In the same press conference, her own health advisers admitted transmissions were not occurring because people were doing the wrong thing, but because there are many young unvaccinated people in essential jobs. By Friday, Berejiklian’s “just right” settings were tightened, including a curfew and an outdoor mask mandate – neither of which will address the workplace transmission that seems to be the source of the problem.
In any case, it’s too little, too late. Berejiklian made the fatal mistake of believing her own press about NSW avoiding lockdowns, locked down way too late, and now she and the rest of Australia are victims of her hubris.

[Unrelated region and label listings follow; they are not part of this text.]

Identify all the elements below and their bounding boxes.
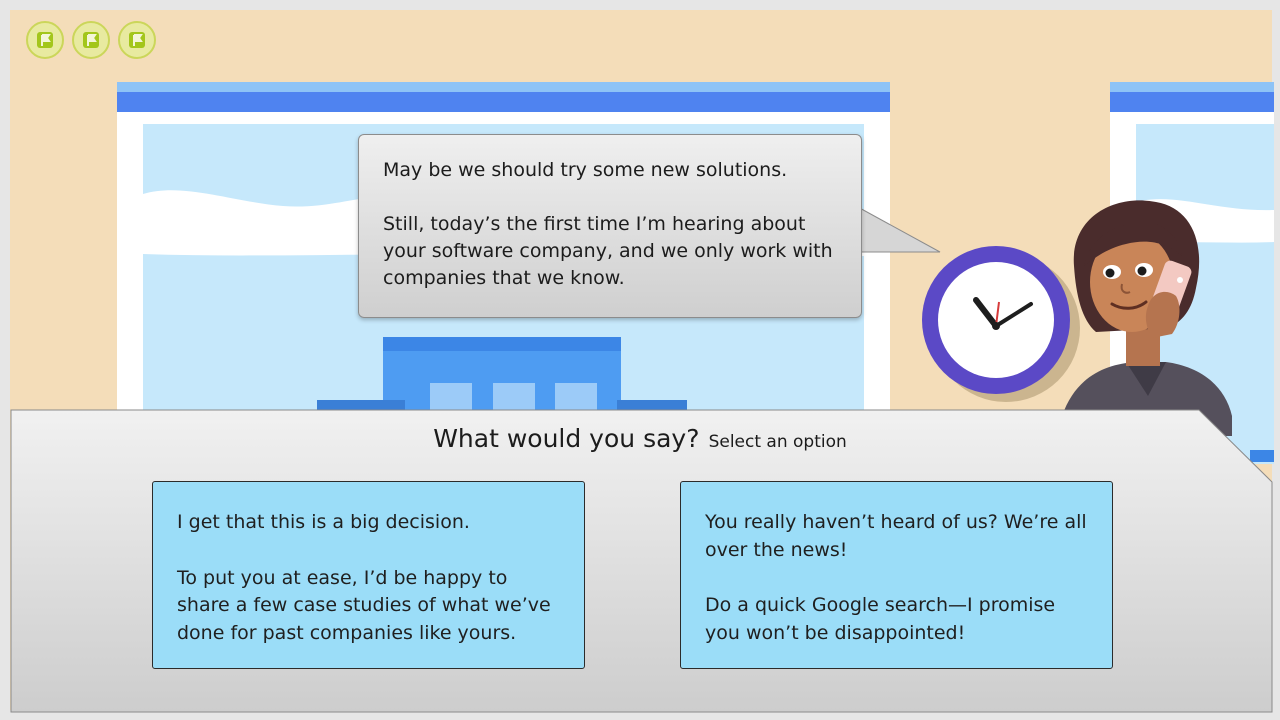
option-2-line-2: Do a quick Google search—I promise you w… [705, 594, 1056, 644]
option-2-line-1: You really haven’t heard of us? We’re al… [705, 511, 1087, 561]
option-1-line-1: I get that this is a big decision. [177, 511, 470, 533]
answer-option-2[interactable]: You really haven’t heard of us? We’re al… [680, 481, 1113, 669]
answer-option-1[interactable]: I get that this is a big decision. To pu… [152, 481, 585, 669]
scenario-screen: May be we should try some new solutions.… [0, 0, 1280, 720]
question-instruction: Select an option [708, 432, 847, 452]
question-heading: What would you say? Select an option [0, 424, 1280, 453]
option-1-line-2: To put you at ease, I’d be happy to shar… [177, 566, 551, 644]
question-title: What would you say? [433, 424, 700, 453]
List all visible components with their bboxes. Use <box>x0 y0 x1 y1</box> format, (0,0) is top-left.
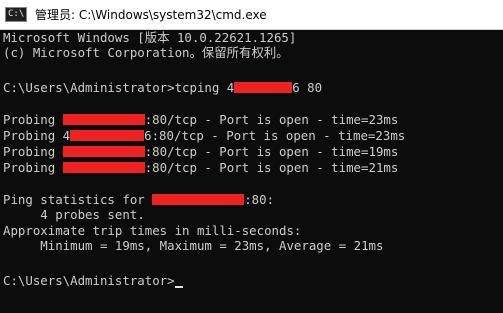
stats-prefix: Ping statistics for <box>3 192 153 207</box>
redacted-host <box>62 114 145 125</box>
probe-suffix: :80/tcp - Port is open - time=21ms <box>144 160 399 175</box>
probes-sent: 4 probes sent. <box>3 207 145 222</box>
probe-line-1: Probing :80/tcp - Port is open - time=23… <box>3 112 398 128</box>
banner-line-2: (c) Microsoft Corporation。保留所有权利。 <box>3 45 289 60</box>
stats-header: Ping statistics for :80: <box>3 192 274 208</box>
window-title: 管理员: C:\Windows\system32\cmd.exe <box>35 8 267 22</box>
terminal-output[interactable]: Microsoft Windows [版本 10.0.22621.1265] (… <box>0 30 503 313</box>
redacted-host <box>152 194 245 205</box>
approx-times: Approximate trip times in milli-seconds: <box>3 223 302 238</box>
final-prompt-line[interactable]: C:\Users\Administrator> <box>3 273 183 289</box>
text-cursor <box>174 286 183 288</box>
probe-prefix: Probing <box>3 112 63 127</box>
probe-prefix: Probing <box>3 160 63 175</box>
window-titlebar[interactable]: C:\ 管理员: C:\Windows\system32\cmd.exe <box>0 0 503 30</box>
command-prompt: C:\Users\Administrator>tcping 4 <box>3 80 235 95</box>
probe-prefix: Probing 4 <box>3 128 71 143</box>
banner-line-1: Microsoft Windows [版本 10.0.22621.1265] <box>3 30 297 45</box>
command-host-tail: 6 80 <box>292 80 323 95</box>
cmd-icon-glyph: C:\ <box>8 9 25 19</box>
redacted-host <box>70 130 145 141</box>
command-line: C:\Users\Administrator>tcping 4 6 80 <box>3 80 322 96</box>
redacted-host <box>62 162 145 173</box>
probe-line-3: Probing :80/tcp - Port is open - time=19… <box>3 144 398 160</box>
redacted-host <box>62 146 145 157</box>
stats-suffix: :80: <box>244 192 275 207</box>
probe-suffix: 6:80/tcp - Port is open - time=23ms <box>144 128 406 143</box>
probe-line-4: Probing :80/tcp - Port is open - time=21… <box>3 160 398 176</box>
redacted-host <box>234 82 293 93</box>
min-max-avg: Minimum = 19ms, Maximum = 23ms, Average … <box>3 238 384 253</box>
final-prompt: C:\Users\Administrator> <box>3 273 175 288</box>
probe-suffix: :80/tcp - Port is open - time=19ms <box>144 144 399 159</box>
cmd-icon: C:\ <box>5 7 27 22</box>
probe-prefix: Probing <box>3 144 63 159</box>
probe-line-2: Probing 4 6:80/tcp - Port is open - time=… <box>3 128 405 144</box>
probe-suffix: :80/tcp - Port is open - time=23ms <box>144 112 399 127</box>
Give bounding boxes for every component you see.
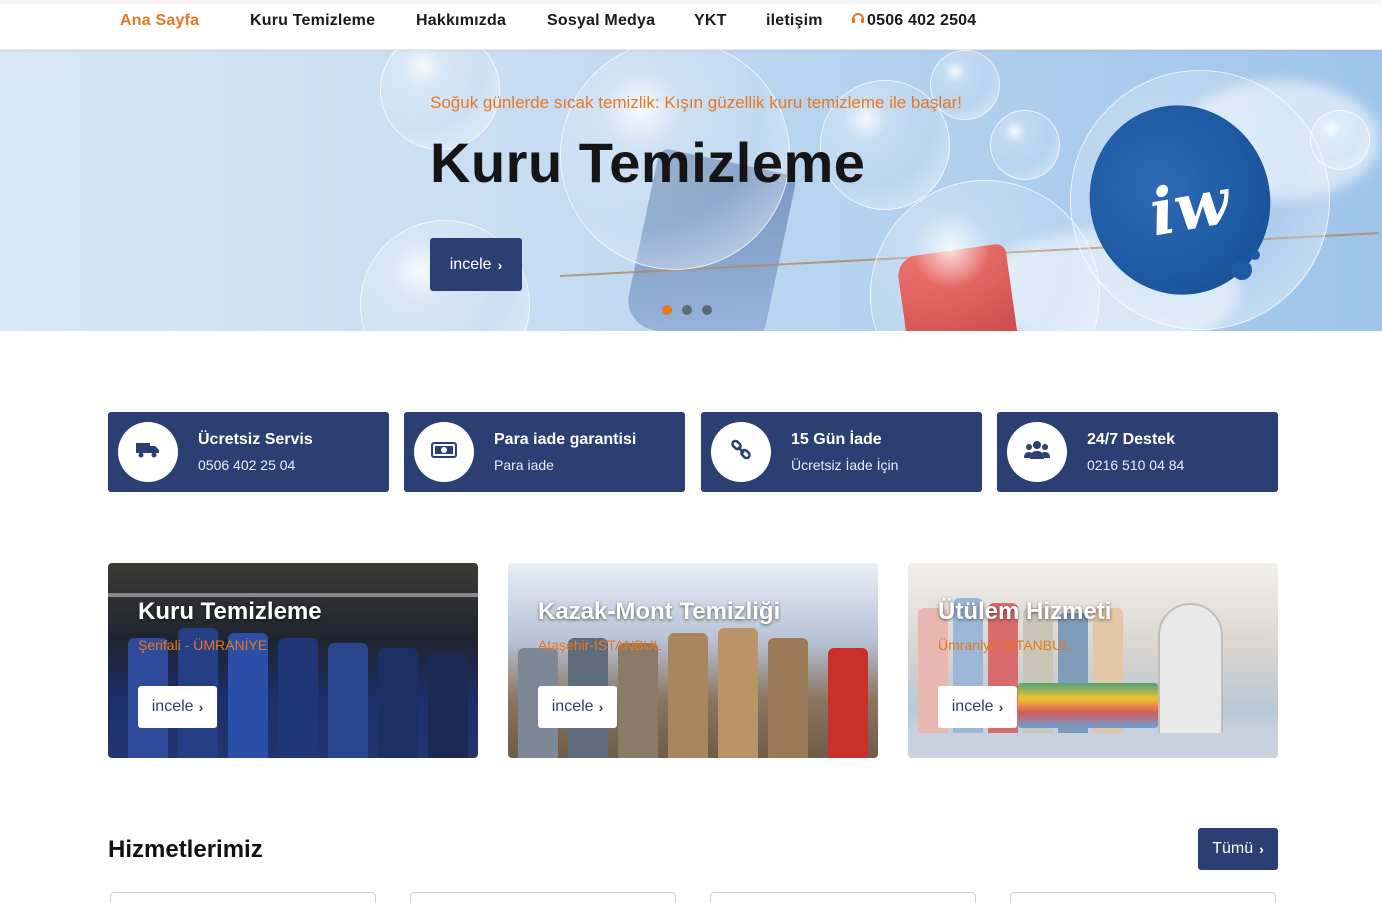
nav-item-hakkimizda[interactable]: Hakkımızda	[416, 12, 506, 30]
hero-incele-button[interactable]: incele ›	[430, 238, 522, 291]
nav-phone-link[interactable]: 0506 402 2504	[851, 11, 976, 30]
garment-shape	[328, 643, 368, 758]
promo-button-label: incele	[551, 698, 594, 715]
feature-icon-circle	[1007, 422, 1067, 482]
bubble-shape	[1310, 110, 1370, 170]
hero-headline: Kuru Temizleme	[430, 131, 866, 194]
promo-card-kuru-temizleme[interactable]: Kuru Temizleme Şerifali - ÜMRANİYE incel…	[108, 563, 478, 758]
slider-pagination	[662, 305, 712, 315]
service-card[interactable]	[1010, 892, 1276, 903]
feature-icon-circle	[414, 422, 474, 482]
promo-card-utulem[interactable]: Ütülem Hizmeti Ümraniye-İSTANBUL incele …	[908, 563, 1278, 758]
users-icon	[1024, 440, 1050, 465]
nav-item-ykt[interactable]: YKT	[694, 12, 727, 30]
chevron-right-icon: ›	[497, 256, 503, 273]
ironing-board	[908, 733, 1278, 758]
feature-icon-circle	[118, 422, 178, 482]
garment-shape	[828, 648, 868, 758]
promo-subtitle: Ataşehir-İSTANBUL	[538, 637, 662, 653]
promo-incele-button[interactable]: incele ›	[938, 686, 1017, 728]
feature-box-support: 24/7 Destek 0216 510 04 84	[997, 412, 1278, 492]
garment-shape	[378, 648, 418, 758]
promo-incele-button[interactable]: incele ›	[538, 686, 617, 728]
chevron-right-icon: ›	[1259, 841, 1264, 857]
promo-title: Kazak-Mont Temizliği	[538, 598, 781, 625]
service-card[interactable]	[110, 892, 376, 903]
nav-phone-number: 0506 402 2504	[867, 12, 977, 29]
feature-subtitle: 0216 510 04 84	[1087, 457, 1185, 473]
folded-clothes-stack	[1018, 683, 1158, 728]
feature-subtitle: Ücretsiz İade İçin	[791, 457, 899, 473]
chevron-right-icon: ›	[998, 699, 1004, 715]
truck-icon	[136, 441, 160, 464]
feature-title: 15 Gün İade	[791, 431, 882, 448]
chevron-right-icon: ›	[198, 699, 204, 715]
garment-shape	[618, 643, 658, 758]
promo-button-label: incele	[151, 698, 194, 715]
hero-slider: iw Soğuk günlerde sıcak temizlik: Kışın …	[0, 50, 1382, 331]
money-icon	[431, 441, 457, 463]
services-section-title: Hizmetlerimiz	[108, 836, 263, 863]
promo-title: Kuru Temizleme	[138, 598, 322, 625]
link-icon	[730, 439, 752, 466]
top-navigation: Ana Sayfa Kuru Temizleme Hakkımızda Sosy…	[0, 0, 1382, 50]
chevron-right-icon: ›	[598, 699, 604, 715]
brand-logo-dot	[1232, 260, 1252, 280]
promo-subtitle: Şerifali - ÜMRANİYE	[138, 637, 268, 653]
nav-item-iletisim[interactable]: iletişim	[766, 12, 823, 30]
bubble-shape	[990, 110, 1060, 180]
headset-icon	[851, 11, 867, 28]
promo-incele-button[interactable]: incele ›	[138, 686, 217, 728]
brand-logo-dot	[1250, 250, 1260, 260]
promo-button-label: incele	[951, 698, 994, 715]
nav-item-kuru-temizleme[interactable]: Kuru Temizleme	[250, 12, 375, 30]
hero-kicker: Soğuk günlerde sıcak temizlik: Kışın güz…	[430, 93, 962, 112]
promo-card-kazak-mont[interactable]: Kazak-Mont Temizliği Ataşehir-İSTANBUL i…	[508, 563, 878, 758]
service-card[interactable]	[710, 892, 976, 903]
services-all-button[interactable]: Tümü ›	[1198, 828, 1278, 870]
garment-shape	[668, 633, 708, 758]
feature-subtitle: Para iade	[494, 457, 554, 473]
service-card[interactable]	[410, 892, 676, 903]
top-strip	[0, 0, 1382, 4]
garment-shape	[428, 653, 468, 758]
garment-shape	[278, 638, 318, 758]
slider-dot[interactable]	[682, 305, 692, 315]
garment-shape	[718, 628, 758, 758]
feature-icon-circle	[711, 422, 771, 482]
clothes-rack	[108, 593, 478, 597]
promo-subtitle: Ümraniye-İSTANBUL	[938, 637, 1070, 653]
slider-dot[interactable]	[702, 305, 712, 315]
slider-dot[interactable]	[662, 305, 672, 315]
iron-shape	[1158, 603, 1223, 743]
garment-shape	[768, 638, 808, 758]
feature-title: 24/7 Destek	[1087, 431, 1176, 448]
feature-title: Ücretsiz Servis	[198, 431, 313, 448]
nav-item-ana-sayfa[interactable]: Ana Sayfa	[120, 12, 199, 30]
hero-button-label: incele	[449, 255, 492, 273]
feature-box-money-back: Para iade garantisi Para iade	[404, 412, 685, 492]
feature-title: Para iade garantisi	[494, 431, 637, 448]
feature-subtitle: 0506 402 25 04	[198, 457, 296, 473]
promo-title: Ütülem Hizmeti	[938, 598, 1112, 625]
services-all-label: Tümü	[1212, 840, 1254, 857]
nav-item-sosyal-medya[interactable]: Sosyal Medya	[547, 12, 655, 30]
feature-box-15-day-return: 15 Gün İade Ücretsiz İade İçin	[701, 412, 982, 492]
brand-logo-mark: iw	[1144, 163, 1236, 252]
feature-box-free-service: Ücretsiz Servis 0506 402 25 04	[108, 412, 389, 492]
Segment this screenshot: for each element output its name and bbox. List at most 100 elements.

The NSW wave has exposed massive Covid response failures at both a state and federal level. Aboriginal and Torres Strait Islanders are amongst the most vulnerable populations, which is why they were supposed to be prioritised in phase 1b of the vaccine rollout. But vaccination rates in some Aboriginal communities are half that of the general population. Equally, people with disabilities, aged care workers and others appear to be having great difficulty accessing the vaccine, despite being priority populations within the rollout.
As a 39-year-old living in the ACT, I booked my first Pfizer jab (couldn’t find an AZ one) for early September. There is every chance I will get my first jab before thousands of Aboriginal communities get theirs, and there are now cases within Aboriginal communities in western NSW. Aboriginal community-controlled health organisations led the world in protecting First Nations communities from the pandemic while a vaccine was just a hope. To see the virus enter these communities unprotected, when vaccines are now available, is an egregious failure of government. We just have to hope it does not prove a fatal one for Aboriginal communities.
Canberrans are lucky. There has been little complacency from the ACT government. Learning from the mistakes and experiences of other jurisdictions, we entered lockdown with just one active case. Some laughed at this as an overreaction, but within a week one case turned into 83, half of them under 19.5 years of age.
“I just see young people being horribly exposed by the decision of another government and I don’t know what I can do to protect my community against that,” said Chief Minister Andrew Barr this week.
Barr started an important national discussion when he said the NSW Premier was making decisions not just for her own jurisdiction, but for the entire east coast of Australia.
Of course, we must have a national discussion about what it means to open up and “live with the virus” – but all that is predicated on achieving vaccination rates that protect the whole community. And that still seems a long way off.